侯瑀,人大07级本科生,总平均学分绩3.83,专业学分绩3.91,曾获国家奖学金,宝钢奖学金,剑桥大学夏季奖学金,中国大学生数学建模大赛北京一等奖,美国大学生数学建模大赛一等奖等。本科期间通过两门北美精算师考试,发表论文2篇,并于2010年被耶鲁大学邀请成为publichealth school访问学者。热爱音乐,哲学,旅行。曾任院学术部部长,辩论队队长。2011年同时被耶鲁大学,哈佛大学,斯坦福大学,普林斯顿大学,纽约大学,芝加哥大学等录取,将赴美攻读金融数学专业。
2011年6月5日晚,22岁生日,16个朋友陪在我身边,经历了整整12个小时的徒步跋涉,翻山越岭,登顶香山最高处,看完日出后下山,回到熟悉的学校。虽然辛苦的程度超乎了所有人的想象,虽然回想起来也会讶异自己的疯狂,但看透山下的灯火阑珊,山间的云起云落,把最荒诞不经的愿望变成现实,也算是给我无怨无悔的大学四年,画上了一个感动长存的句点。
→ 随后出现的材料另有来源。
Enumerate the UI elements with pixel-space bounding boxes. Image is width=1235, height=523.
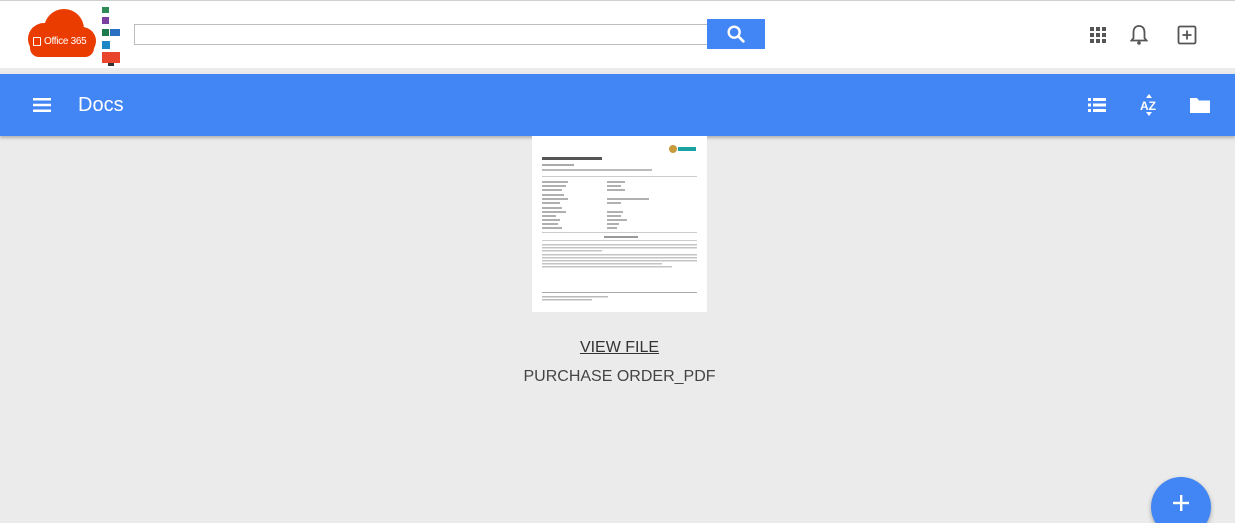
- app-tiles-icon: [100, 5, 128, 67]
- list-view-icon[interactable]: [1085, 93, 1109, 117]
- document-thumbnail[interactable]: [532, 136, 707, 312]
- cloud-icon: [22, 5, 100, 63]
- office-365-logo[interactable]: Office 365: [22, 5, 128, 67]
- top-header: Office 365: [0, 0, 1235, 68]
- menu-icon[interactable]: [30, 93, 54, 117]
- apps-icon[interactable]: [1086, 23, 1110, 47]
- plus-icon: [1173, 495, 1189, 511]
- page-title: Docs: [78, 94, 124, 116]
- search-icon: [727, 25, 745, 43]
- document-preview-image: [542, 145, 697, 301]
- app-bar: Docs AZ: [0, 74, 1235, 136]
- search-button[interactable]: [707, 19, 765, 49]
- view-file-link[interactable]: VIEW FILE: [532, 339, 707, 357]
- add-box-icon[interactable]: [1175, 23, 1199, 47]
- add-button[interactable]: [1151, 477, 1211, 523]
- bell-icon[interactable]: [1127, 23, 1151, 47]
- search-input[interactable]: [134, 24, 709, 45]
- svg-text:AZ: AZ: [1140, 99, 1156, 113]
- file-name: PURCHASE ORDER_PDF: [523, 368, 716, 385]
- sort-az-icon[interactable]: AZ: [1137, 93, 1161, 117]
- folder-icon[interactable]: [1188, 93, 1212, 117]
- office-square-icon: [33, 37, 41, 46]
山峰总有更高的一座,太阳明天还会照常升起,但正是那一段段“在路上”的心情与志气,才拼接成一条旖旎而不可复制的记忆之河,任凭岁月翻滚,依然静水流深。
2007年夏天,抱着对“精算师”的冲动好奇选择了现在的院系和专业。此外早早坚定了毕业后出国深造的打算,所以在不遗余力地上好每一门课的同时每天背单词,听写新闻,也清楚地知道GPA是出国申请的最重要依据。由于一进大学就担任学院各种晚会的主持人,合唱比赛领唱,辩论队辩手等,对学习的时间格外珍惜。常常2,3点钟结束辩论赛讨论,早上6点多又匆匆奔赴自习室念书,竟然很难跟寝室的同学见面。也曾经因为学习压力想过退出辩论队,但经过师兄师姐的挽留,发现走过那段艰难的岁月,也就学会了把时间利用到极致。
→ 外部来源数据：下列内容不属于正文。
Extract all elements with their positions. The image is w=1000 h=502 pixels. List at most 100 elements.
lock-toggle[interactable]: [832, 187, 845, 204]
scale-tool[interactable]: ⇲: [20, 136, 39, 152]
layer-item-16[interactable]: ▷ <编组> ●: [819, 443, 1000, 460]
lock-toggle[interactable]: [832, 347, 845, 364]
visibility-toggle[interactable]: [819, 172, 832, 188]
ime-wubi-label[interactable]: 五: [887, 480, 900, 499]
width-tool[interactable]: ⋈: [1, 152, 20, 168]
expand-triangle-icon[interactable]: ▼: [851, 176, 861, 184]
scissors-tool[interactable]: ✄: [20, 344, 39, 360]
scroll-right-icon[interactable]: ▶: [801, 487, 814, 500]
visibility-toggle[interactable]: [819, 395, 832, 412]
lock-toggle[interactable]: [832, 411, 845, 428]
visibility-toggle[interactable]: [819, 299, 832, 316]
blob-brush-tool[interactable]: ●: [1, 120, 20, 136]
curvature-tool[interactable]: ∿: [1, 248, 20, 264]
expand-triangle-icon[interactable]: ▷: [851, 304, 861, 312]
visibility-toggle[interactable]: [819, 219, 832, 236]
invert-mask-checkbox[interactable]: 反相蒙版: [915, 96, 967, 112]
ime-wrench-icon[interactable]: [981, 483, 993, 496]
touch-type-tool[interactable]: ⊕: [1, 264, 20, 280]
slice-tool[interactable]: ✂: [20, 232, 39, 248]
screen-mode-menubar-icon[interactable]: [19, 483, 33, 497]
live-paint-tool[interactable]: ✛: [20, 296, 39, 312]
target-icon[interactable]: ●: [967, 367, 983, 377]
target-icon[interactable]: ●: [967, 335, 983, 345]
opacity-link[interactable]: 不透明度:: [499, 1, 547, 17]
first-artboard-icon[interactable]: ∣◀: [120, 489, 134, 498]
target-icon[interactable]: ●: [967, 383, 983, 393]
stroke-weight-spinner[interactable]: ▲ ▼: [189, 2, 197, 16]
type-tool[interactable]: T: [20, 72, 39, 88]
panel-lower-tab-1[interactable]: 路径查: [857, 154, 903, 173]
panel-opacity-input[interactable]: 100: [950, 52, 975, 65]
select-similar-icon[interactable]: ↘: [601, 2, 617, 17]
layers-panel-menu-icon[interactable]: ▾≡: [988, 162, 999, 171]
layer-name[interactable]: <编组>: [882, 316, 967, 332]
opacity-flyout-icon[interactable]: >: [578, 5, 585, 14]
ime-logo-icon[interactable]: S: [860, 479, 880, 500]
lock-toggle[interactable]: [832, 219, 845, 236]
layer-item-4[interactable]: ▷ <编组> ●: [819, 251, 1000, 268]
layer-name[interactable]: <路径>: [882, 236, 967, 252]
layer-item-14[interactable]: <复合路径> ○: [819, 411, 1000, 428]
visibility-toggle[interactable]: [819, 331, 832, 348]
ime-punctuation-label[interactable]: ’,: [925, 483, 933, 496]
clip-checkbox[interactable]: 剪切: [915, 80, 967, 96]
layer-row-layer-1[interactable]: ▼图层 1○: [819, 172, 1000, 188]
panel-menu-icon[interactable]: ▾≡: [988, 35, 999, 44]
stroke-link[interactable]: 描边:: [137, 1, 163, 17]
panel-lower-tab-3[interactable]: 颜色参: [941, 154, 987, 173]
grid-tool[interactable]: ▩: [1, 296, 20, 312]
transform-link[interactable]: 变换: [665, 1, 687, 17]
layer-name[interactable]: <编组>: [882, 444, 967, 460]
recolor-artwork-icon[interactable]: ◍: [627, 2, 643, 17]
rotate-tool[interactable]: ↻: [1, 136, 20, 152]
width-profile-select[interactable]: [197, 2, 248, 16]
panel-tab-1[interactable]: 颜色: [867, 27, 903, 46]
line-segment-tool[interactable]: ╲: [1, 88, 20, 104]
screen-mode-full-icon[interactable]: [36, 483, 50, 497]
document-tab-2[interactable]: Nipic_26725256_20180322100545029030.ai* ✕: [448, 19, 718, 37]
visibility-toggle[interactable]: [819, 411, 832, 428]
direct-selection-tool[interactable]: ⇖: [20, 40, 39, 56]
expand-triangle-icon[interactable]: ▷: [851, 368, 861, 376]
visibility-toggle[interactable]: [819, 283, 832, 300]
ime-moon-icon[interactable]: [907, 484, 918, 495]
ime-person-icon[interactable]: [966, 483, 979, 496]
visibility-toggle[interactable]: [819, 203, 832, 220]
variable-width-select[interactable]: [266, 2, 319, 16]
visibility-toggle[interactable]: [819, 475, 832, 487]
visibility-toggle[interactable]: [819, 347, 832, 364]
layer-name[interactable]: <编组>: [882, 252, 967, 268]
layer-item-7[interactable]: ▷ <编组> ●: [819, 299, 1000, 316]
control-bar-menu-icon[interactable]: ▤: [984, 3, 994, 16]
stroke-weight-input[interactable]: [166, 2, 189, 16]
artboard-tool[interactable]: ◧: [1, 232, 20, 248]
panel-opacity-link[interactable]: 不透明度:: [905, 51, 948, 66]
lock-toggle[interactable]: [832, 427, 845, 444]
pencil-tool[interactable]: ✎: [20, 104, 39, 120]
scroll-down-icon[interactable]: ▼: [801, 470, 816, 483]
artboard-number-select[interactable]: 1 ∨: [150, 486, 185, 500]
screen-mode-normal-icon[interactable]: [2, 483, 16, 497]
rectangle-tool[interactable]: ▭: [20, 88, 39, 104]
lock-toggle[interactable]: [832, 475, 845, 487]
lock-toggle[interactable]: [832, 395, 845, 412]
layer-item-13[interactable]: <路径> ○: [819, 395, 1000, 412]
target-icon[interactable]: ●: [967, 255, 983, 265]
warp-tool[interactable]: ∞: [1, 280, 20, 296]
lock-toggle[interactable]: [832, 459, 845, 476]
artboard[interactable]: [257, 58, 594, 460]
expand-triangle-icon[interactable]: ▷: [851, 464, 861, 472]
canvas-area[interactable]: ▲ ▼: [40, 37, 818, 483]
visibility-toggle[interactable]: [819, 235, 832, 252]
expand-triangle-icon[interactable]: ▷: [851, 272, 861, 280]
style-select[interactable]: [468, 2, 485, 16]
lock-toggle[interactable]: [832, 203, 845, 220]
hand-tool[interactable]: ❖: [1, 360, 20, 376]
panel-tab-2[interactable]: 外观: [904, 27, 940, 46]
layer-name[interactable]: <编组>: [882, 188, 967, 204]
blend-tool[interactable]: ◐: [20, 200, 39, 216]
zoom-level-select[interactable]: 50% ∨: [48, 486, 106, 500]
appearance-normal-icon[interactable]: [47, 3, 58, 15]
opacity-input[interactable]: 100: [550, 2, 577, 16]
大二伊始,总平均GPA位列全院第一,但我却不再满足于课程和考试,而是有意识地培养自己的学术能力。但由于年级低,又没有任何科研经历,所以只能自己争取机会。也许是倔强好强,也许是不知天高地厚,我闯到前系主任易丹辉教授办公室,自我介绍后提出想跟她做科研的愿望,百般恳求下获得了机会,并每周参加易老师的博士生讨论班,先从编程和数据处理开始,后来逐渐拥有了自己的课题和科研项目,自己建立统计模型。除了向老师和师兄师姐学到了很多东西,惊喜的是在大二时我站上了全国生物统计学术会议的讲台,成了教授和博士生之外年龄最小的演讲者,并发表了自己关于利用线性混合效应模型处理纵向数据的论文。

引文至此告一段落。